OK, this was a confusing one for me. In the past, on macOS, when you clock on the Show Tabs Overview at the upper right of the Safari tab bar, I normally expect to see all the shared tabs from other devices. At least this is how it worked MacOS. It is now on the “Start Page” which is the default and you get all the tabs shared with you and also below that are the tabs open on other machines with a pull down on the upper right so they are grouped by machine.
The same thing happens on iOS, now if you want to see the shared tabs across devices, you do not click on the lower right icon which has what tabs are open. Instead, click on the plus sign on the lower left and get the same Start Page which has Favorites, tabs Shared with you from Messages and other places, and then way below the Privacy Report and your Reading List you will see a From section and the same pulldown.
So there are now many different paradigms for sharing things across devices and here is how I use them
- Group Tabs for Current Work in Process, when you click on the MacOS Show Sidebar, you will see them or on iOS if you click on the center button at the bottom you see these (and yes, the two systems have really different layouts).
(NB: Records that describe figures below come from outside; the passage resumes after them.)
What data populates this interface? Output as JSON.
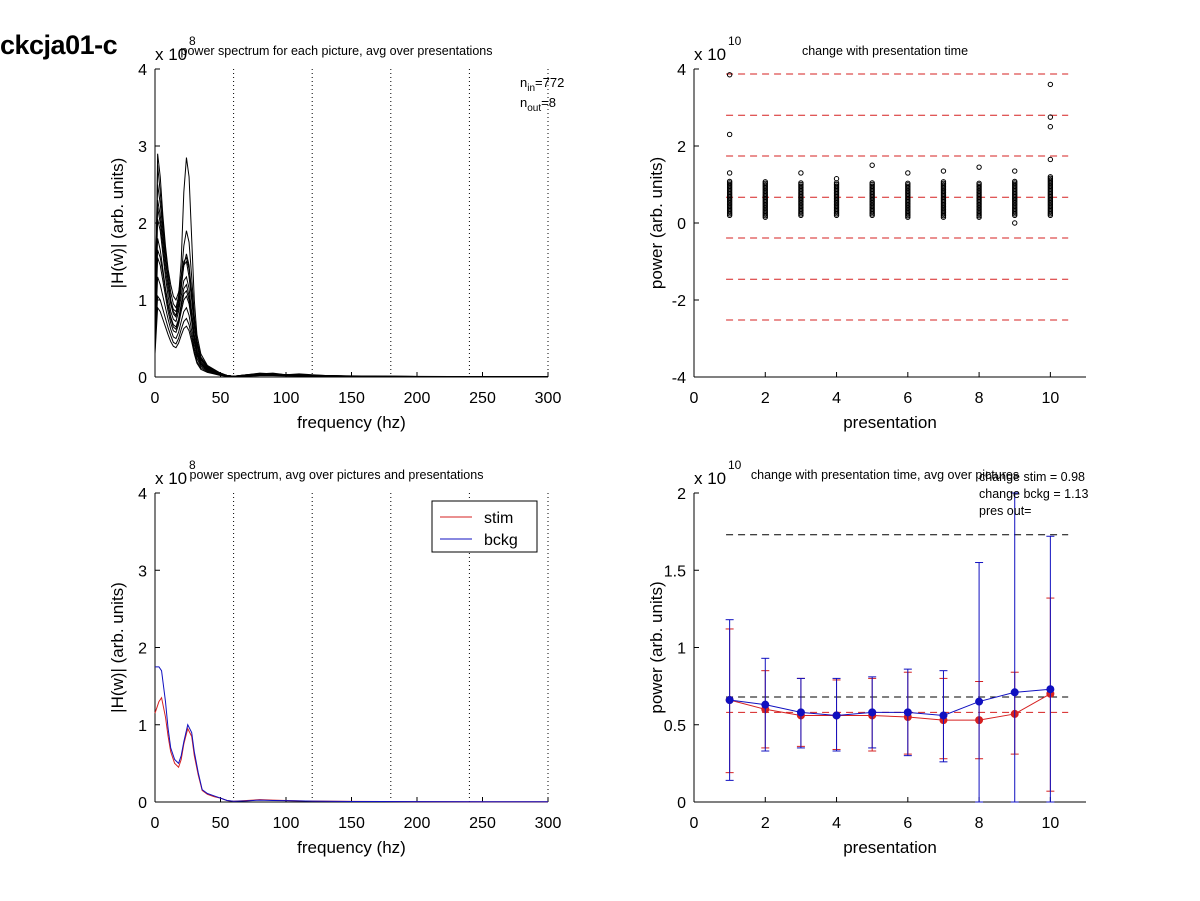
{
  "figure_title": "ckcja01-c",
  "colors": {
    "stim": "#d62020",
    "bckg": "#1010c0",
    "trace": "#000000",
    "refline": "#d62020"
  },
  "chart_data": [
    {
      "id": "spectrum_each",
      "type": "line",
      "title": "power spectrum for each picture, avg over presentations",
      "xlabel": "frequency (hz)",
      "ylabel": "|H(w)| (arb. units)",
      "exponent": "8",
      "exponent_prefix": "x 10",
      "xlim": [
        0,
        300
      ],
      "ylim": [
        0,
        4
      ],
      "xticks": [
        0,
        50,
        100,
        150,
        200,
        250,
        300
      ],
      "yticks": [
        0,
        1,
        2,
        3,
        4
      ],
      "vlines": [
        60,
        120,
        180,
        240,
        300
      ],
      "annotation": {
        "n_in": "772",
        "n_out": "8"
      },
      "x": [
        0,
        2,
        4,
        6,
        8,
        10,
        12,
        14,
        16,
        18,
        20,
        22,
        24,
        26,
        28,
        30,
        32,
        35,
        40,
        45,
        50,
        55,
        60,
        70,
        80,
        90,
        100,
        110,
        120,
        130,
        150,
        175,
        200,
        250,
        300
      ],
      "series": [
        {
          "values": [
            0.55,
            2.75,
            2.4,
            2.0,
            1.65,
            1.35,
            1.1,
            0.95,
            0.9,
            1.05,
            1.5,
            2.4,
            2.85,
            2.6,
            1.8,
            1.0,
            0.55,
            0.3,
            0.15,
            0.1,
            0.05,
            0.02,
            0.01,
            0.03,
            0.05,
            0.04,
            0.03,
            0.04,
            0.03,
            0.02,
            0.015,
            0.01,
            0.008,
            0.005,
            0.004
          ]
        },
        {
          "values": [
            0.4,
            2.9,
            2.6,
            2.1,
            1.7,
            1.4,
            1.2,
            1.05,
            1.0,
            1.1,
            1.3,
            1.5,
            1.55,
            1.4,
            1.1,
            0.7,
            0.45,
            0.25,
            0.12,
            0.08,
            0.04,
            0.02,
            0.01,
            0.02,
            0.04,
            0.05,
            0.03,
            0.03,
            0.02,
            0.02,
            0.01,
            0.01,
            0.007,
            0.005,
            0.004
          ]
        },
        {
          "values": [
            0.7,
            2.3,
            2.1,
            1.8,
            1.5,
            1.25,
            1.0,
            0.85,
            0.8,
            0.95,
            1.2,
            1.45,
            1.5,
            1.3,
            1.0,
            0.65,
            0.4,
            0.22,
            0.13,
            0.09,
            0.05,
            0.02,
            0.01,
            0.03,
            0.04,
            0.04,
            0.03,
            0.03,
            0.02,
            0.02,
            0.01,
            0.008,
            0.006,
            0.005,
            0.003
          ]
        },
        {
          "values": [
            0.6,
            2.05,
            1.9,
            1.6,
            1.3,
            1.05,
            0.85,
            0.75,
            0.72,
            0.85,
            1.05,
            1.25,
            1.3,
            1.15,
            0.85,
            0.55,
            0.35,
            0.2,
            0.11,
            0.07,
            0.04,
            0.02,
            0.01,
            0.02,
            0.03,
            0.03,
            0.03,
            0.02,
            0.02,
            0.015,
            0.01,
            0.008,
            0.006,
            0.004,
            0.003
          ]
        },
        {
          "values": [
            0.8,
            1.8,
            1.65,
            1.4,
            1.15,
            0.95,
            0.78,
            0.68,
            0.65,
            0.75,
            0.95,
            1.15,
            1.2,
            1.05,
            0.8,
            0.5,
            0.32,
            0.18,
            0.1,
            0.07,
            0.04,
            0.02,
            0.01,
            0.02,
            0.03,
            0.03,
            0.02,
            0.02,
            0.02,
            0.015,
            0.01,
            0.007,
            0.005,
            0.004,
            0.003
          ]
        },
        {
          "values": [
            0.5,
            1.55,
            1.45,
            1.25,
            1.05,
            0.85,
            0.7,
            0.6,
            0.58,
            0.68,
            0.85,
            1.0,
            1.05,
            0.95,
            0.72,
            0.45,
            0.28,
            0.16,
            0.09,
            0.06,
            0.03,
            0.015,
            0.01,
            0.02,
            0.03,
            0.03,
            0.02,
            0.02,
            0.015,
            0.012,
            0.01,
            0.007,
            0.005,
            0.004,
            0.003
          ]
        },
        {
          "values": [
            0.45,
            1.3,
            1.2,
            1.05,
            0.9,
            0.75,
            0.62,
            0.52,
            0.5,
            0.58,
            0.72,
            0.85,
            0.9,
            0.8,
            0.6,
            0.38,
            0.24,
            0.14,
            0.08,
            0.05,
            0.03,
            0.015,
            0.01,
            0.02,
            0.025,
            0.025,
            0.02,
            0.02,
            0.015,
            0.01,
            0.008,
            0.006,
            0.005,
            0.004,
            0.003
          ]
        },
        {
          "values": [
            0.35,
            1.05,
            1.0,
            0.88,
            0.76,
            0.64,
            0.54,
            0.45,
            0.43,
            0.5,
            0.62,
            0.72,
            0.76,
            0.68,
            0.52,
            0.33,
            0.2,
            0.12,
            0.07,
            0.045,
            0.025,
            0.012,
            0.008,
            0.015,
            0.02,
            0.02,
            0.018,
            0.015,
            0.012,
            0.01,
            0.008,
            0.006,
            0.004,
            0.003,
            0.002
          ]
        },
        {
          "values": [
            1.0,
            2.5,
            2.25,
            1.9,
            1.55,
            1.25,
            1.0,
            0.88,
            0.85,
            1.0,
            1.3,
            1.7,
            1.9,
            1.75,
            1.3,
            0.8,
            0.48,
            0.26,
            0.14,
            0.09,
            0.05,
            0.02,
            0.01,
            0.03,
            0.045,
            0.04,
            0.03,
            0.03,
            0.025,
            0.02,
            0.012,
            0.009,
            0.007,
            0.005,
            0.004
          ]
        },
        {
          "values": [
            0.3,
            0.9,
            0.85,
            0.75,
            0.65,
            0.55,
            0.46,
            0.4,
            0.38,
            0.44,
            0.54,
            0.63,
            0.66,
            0.6,
            0.46,
            0.3,
            0.18,
            0.1,
            0.06,
            0.04,
            0.02,
            0.01,
            0.007,
            0.012,
            0.018,
            0.018,
            0.015,
            0.013,
            0.011,
            0.009,
            0.007,
            0.005,
            0.004,
            0.003,
            0.002
          ]
        },
        {
          "values": [
            0.9,
            2.2,
            2.0,
            1.7,
            1.4,
            1.15,
            0.95,
            0.82,
            0.78,
            0.9,
            1.15,
            1.45,
            1.6,
            1.45,
            1.1,
            0.7,
            0.42,
            0.23,
            0.12,
            0.08,
            0.045,
            0.02,
            0.01,
            0.025,
            0.04,
            0.035,
            0.03,
            0.025,
            0.02,
            0.018,
            0.012,
            0.008,
            0.006,
            0.005,
            0.003
          ]
        },
        {
          "values": [
            0.65,
            1.65,
            1.55,
            1.35,
            1.12,
            0.92,
            0.76,
            0.65,
            0.62,
            0.72,
            0.9,
            1.08,
            1.12,
            1.0,
            0.76,
            0.48,
            0.3,
            0.17,
            0.09,
            0.06,
            0.035,
            0.015,
            0.01,
            0.02,
            0.03,
            0.03,
            0.022,
            0.02,
            0.017,
            0.013,
            0.01,
            0.007,
            0.005,
            0.004,
            0.003
          ]
        }
      ]
    },
    {
      "id": "power_each",
      "type": "scatter",
      "title": "change with presentation time",
      "xlabel": "presentation",
      "ylabel": "power (arb. units)",
      "exponent": "10",
      "exponent_prefix": "x 10",
      "xlim": [
        0,
        11
      ],
      "ylim": [
        -4,
        4
      ],
      "xticks": [
        0,
        2,
        4,
        6,
        8,
        10
      ],
      "yticks": [
        -4,
        -2,
        0,
        2,
        4
      ],
      "hlines": [
        3.87,
        2.8,
        1.74,
        0.67,
        -0.39,
        -1.46,
        -2.52
      ],
      "columns": [
        {
          "x": 1,
          "low": 0.2,
          "high": 1.1,
          "outliers": [
            1.3,
            2.3,
            3.85
          ]
        },
        {
          "x": 2,
          "low": 0.15,
          "high": 1.1,
          "outliers": []
        },
        {
          "x": 3,
          "low": 0.2,
          "high": 1.05,
          "outliers": [
            1.3
          ]
        },
        {
          "x": 4,
          "low": 0.2,
          "high": 1.05,
          "outliers": [
            1.15
          ]
        },
        {
          "x": 5,
          "low": 0.2,
          "high": 1.05,
          "outliers": [
            1.5
          ]
        },
        {
          "x": 6,
          "low": 0.15,
          "high": 1.05,
          "outliers": [
            1.3
          ]
        },
        {
          "x": 7,
          "low": 0.15,
          "high": 1.1,
          "outliers": [
            1.35
          ]
        },
        {
          "x": 8,
          "low": 0.15,
          "high": 1.05,
          "outliers": [
            1.45
          ]
        },
        {
          "x": 9,
          "low": 0.2,
          "high": 1.1,
          "outliers": [
            0.0,
            1.35
          ]
        },
        {
          "x": 10,
          "low": 0.2,
          "high": 1.2,
          "outliers": [
            1.65,
            2.5,
            2.75,
            3.6
          ]
        }
      ]
    },
    {
      "id": "spectrum_avg",
      "type": "line",
      "title": "power spectrum, avg over pictures and presentations",
      "xlabel": "frequency (hz)",
      "ylabel": "|H(w)| (arb. units)",
      "exponent": "8",
      "exponent_prefix": "x 10",
      "xlim": [
        0,
        300
      ],
      "ylim": [
        0,
        4
      ],
      "xticks": [
        0,
        50,
        100,
        150,
        200,
        250,
        300
      ],
      "yticks": [
        0,
        1,
        2,
        3,
        4
      ],
      "vlines": [
        60,
        120,
        180,
        240,
        300
      ],
      "legend_position": "top-right",
      "x": [
        0,
        3,
        5,
        8,
        10,
        12,
        15,
        18,
        20,
        22,
        25,
        28,
        30,
        33,
        36,
        40,
        45,
        50,
        55,
        60,
        70,
        80,
        90,
        100,
        110,
        120,
        150,
        200,
        250,
        300
      ],
      "series": [
        {
          "name": "stim",
          "values": [
            1.15,
            1.3,
            1.35,
            1.1,
            0.85,
            0.65,
            0.5,
            0.45,
            0.55,
            0.75,
            0.95,
            0.85,
            0.6,
            0.35,
            0.15,
            0.1,
            0.07,
            0.05,
            0.02,
            0.01,
            0.02,
            0.03,
            0.025,
            0.02,
            0.015,
            0.012,
            0.008,
            0.005,
            0.004,
            0.003
          ]
        },
        {
          "name": "bckg",
          "values": [
            1.75,
            1.75,
            1.7,
            1.3,
            0.95,
            0.7,
            0.55,
            0.5,
            0.6,
            0.78,
            1.0,
            0.9,
            0.65,
            0.38,
            0.16,
            0.11,
            0.08,
            0.05,
            0.02,
            0.01,
            0.015,
            0.025,
            0.02,
            0.018,
            0.014,
            0.011,
            0.007,
            0.005,
            0.004,
            0.003
          ]
        }
      ]
    },
    {
      "id": "power_avg",
      "type": "line",
      "title": "change with presentation time, avg over pictures",
      "xlabel": "presentation",
      "ylabel": "power (arb. units)",
      "exponent": "10",
      "exponent_prefix": "x 10",
      "xlim": [
        0,
        11
      ],
      "ylim": [
        0,
        2
      ],
      "xticks": [
        0,
        2,
        4,
        6,
        8,
        10
      ],
      "yticks": [
        0,
        0.5,
        1,
        1.5,
        2
      ],
      "ytick_labels": [
        "0",
        "0.5",
        "1",
        "1.5",
        "2"
      ],
      "annotation_lines": [
        "change stim = 0.98",
        "change bckg = 1.13",
        "pres out="
      ],
      "hlines": [
        {
          "y": 1.73,
          "color": "black"
        },
        {
          "y": 0.68,
          "color": "black"
        },
        {
          "y": 0.58,
          "color": "stim"
        }
      ],
      "x": [
        1,
        2,
        3,
        4,
        5,
        6,
        7,
        8,
        9,
        10
      ],
      "series": [
        {
          "name": "stim",
          "values": [
            0.66,
            0.6,
            0.56,
            0.56,
            0.56,
            0.55,
            0.53,
            0.53,
            0.57,
            0.7
          ],
          "err_low": [
            0.19,
            0.35,
            0.36,
            0.34,
            0.33,
            0.31,
            0.28,
            0.28,
            0.31,
            0.07
          ],
          "err_high": [
            1.12,
            0.85,
            0.8,
            0.79,
            0.8,
            0.84,
            0.8,
            0.78,
            0.84,
            1.32
          ]
        },
        {
          "name": "bckg",
          "values": [
            0.66,
            0.63,
            0.58,
            0.56,
            0.58,
            0.58,
            0.56,
            0.65,
            0.71,
            0.73
          ],
          "err_low": [
            0.14,
            0.33,
            0.35,
            0.33,
            0.35,
            0.3,
            0.26,
            0.0,
            0.0,
            0.0
          ],
          "err_high": [
            1.18,
            0.93,
            0.8,
            0.8,
            0.81,
            0.86,
            0.85,
            1.55,
            2.0,
            1.72
          ]
        }
      ]
    }
  ]
}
These are the semi-persistent tab groups that are great for researching things and quick context switchs. I have one group for “buy” that is things I’m trying to buy and “blog” for tabs that i want to blog as well as one for “dev” for active projects. You get the idea. I’ve definitely had problems syncing these and it requires that you toggle on and off iCloud sharing for Safari to make it work (on MacOS, go to System Preferences > Apple Id > Safari and on iOS goto Settings > Your Name > iCloud > Safari).
- Reading List for long web pages I want to read later quickly or put into Books for manuals and tutorials. If you have a web page that you want to read later *offline* then this is the place to stuff it. Tab groups do not work well on say an airplane. They do a refresh when you load them, but the Reading List works off line, just make sure on iOS this is set at Settings > Safari > Readling > Automatically Save Offline and in MacOS, it is Safari > Preferences > Advanced > Reading List > Save. To add a page to the reading list, in MacOS Safari, right click on the globe icon in the addres bar and you will get an option to save to Read. On iOS, click on the book icon that is second from the right and the center tab is a spectacle, this is your reading list and you open it, mark as read, so it is a nice queue of things to read later. You can also choose Edit to select delete the things. This Reading list is copied across all devices. If there are things that I know I want to keep for a long time like say a PyTorch Tutorial, you can also choose the Share button and Save as Book, this takes the page and turns into a PDF for reading later
- iCloud Tabs for current work I haven’t stuffed into a Group Tab. These are tabs that aren’t in groups and accessing them is a little different as mentioned above, you get them on the Start Page of Safari now. This is useful if you didn’t have time to throw them into a group.
- Favorites for web actions and Bookmarks (almost never used). I actually almost never use these, but you can have static collections of links, this is useful if you are say a stock trader and you want to keep a list of all yours site. They can be favorites which stick in your favorites bar, you they can be Bookmarks (a Favorite is just a Bookmark Folder with a special meaning). I tend to use Favorites as a way to access things that are hard to get to or where there are actions like the WordPress PressThis action which blogs a particular page. I
- Shared with You for archiving links. These are all the links that someone has sent you via Messages, so its kind of like Reading List. These things kind of build up, so I usually ignore them, but I should really just remove them as they come in as they are still in Messages.